Ambassadeur du Royaume Uni, à Madagascar, depuis dix-huit mois, Phil Boyle présente les priorités de sa mission. Une diplomatie dont le principal objectif est d’installer le royaume britannique dans le pool des partenaires bilatéraux de la Grande île.

Comment définiriez-vous la teneur des relations entre Mada­gascar et le Royaume Uni ?
Excellente. Tout se passe très bien. Nous sommes des pays amis. L’histoire commune entre la Grande Bretagne et Madagascar remonte à deux-cents ans, plus longtemps que celle de la Grande île avec n’importe que l autre pays. Le premier traité de diplomatie entre nos deux îles, a été signé entre le roi Radama I et le roi Guillaume. Il est vrai que notre présence ici, depuis l’indépendance, n’a pas été aussi marquée que pour les autres pays. C’est une chose que je voudrais changer en affirmant la présence britannique dans des domaines comme le développement durable, la lutte contre la pauvreté, la conservation de l’environnement et le domaine des affaires.
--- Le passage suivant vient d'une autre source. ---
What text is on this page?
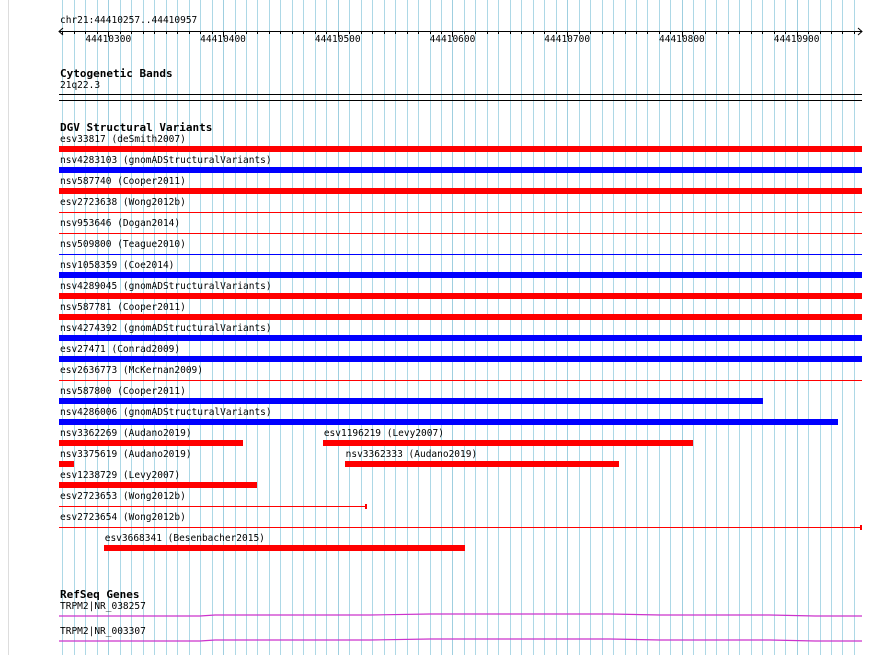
chr21:44410257..44410957
44410300	44410400	44410500	44410600	44410700	44410800	44410900
Cytogenetic Bands
21q22.3
DGV Structural Variants
esv33817 (deSmith2007)
nsv4283103 (gnomADStructuralVariants)
nsv587740 (Cooper2011)
esv2723638 (Wong2012b)
nsv953646 (Dogan2014)
nsv509800 (Teague2010)
nsv1058359 (Coe2014)
nsv4289045 (gnomADStructuralVariants)
nsv587781 (Cooper2011)
nsv4274392 (gnomADStructuralVariants)
esv27471 (Conrad2009)
esv2636773 (McKernan2009)
nsv587800 (Cooper2011)
nsv4286006 (gnomADStructuralVariants)
nsv3362269 (Audano2019)	esv1196219 (Levy2007)
nsv3375619 (Audano2019)	nsv3362333 (Audano2019)
esv1238729 (Levy2007)
esv2723653 (Wong2012b)
esv2723654 (Wong2012b)
esv3668341 (Besenbacher2015)
RefSeq Genes
TRPM2|NR_038257
TRPM2|NR_003307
Comment comptez-vous affirmer cette présence britannique dans le paysage diplomatique malgache?
Nous avons rouvert notre ambassade, en 2013. Nous sommes, actuellement, deux diplomates britanniques ici avec un dispositif malgache de huit personnes. Il faut augmenter notre dispositif ici et je suis en train de le faire. J’espère avoir un conseiller en développement, une autre personne qui travaillera dans le domaine de l’environnement. La chose la plus importante est, toutefois, d’être plus présente comme bailleur bilatéral.

De quelle manière ?
Une aide de 60 millions de dollar par an, est allouée par le Royaume Uni, à Madagascar. Cela se fait, toutefois, par une voie multilatérale. Je voudrais que nous ayons notre propre programme ici, surtout dans le domaine de l’éducation de l’eau potable et de la santé mère-enfant. Je travaille dans ce sens. Il y aura, également, un programme pour la conservation de l’environnement. Plusieurs ONG [organisation non gouvernementale] britannique travaillent déjà dans ce domaine dans la Grande île, depuis des années. C’est la raison pour laquelle, le 4 juin, jour de notre fête nationale et, également, la célébration de l’anniversaire de la Reine, à Madagascar, aura pour thème de protection de l’environnement. Ce sera une opportunité pour promouvoir nos ONG et soutenir leurs actions.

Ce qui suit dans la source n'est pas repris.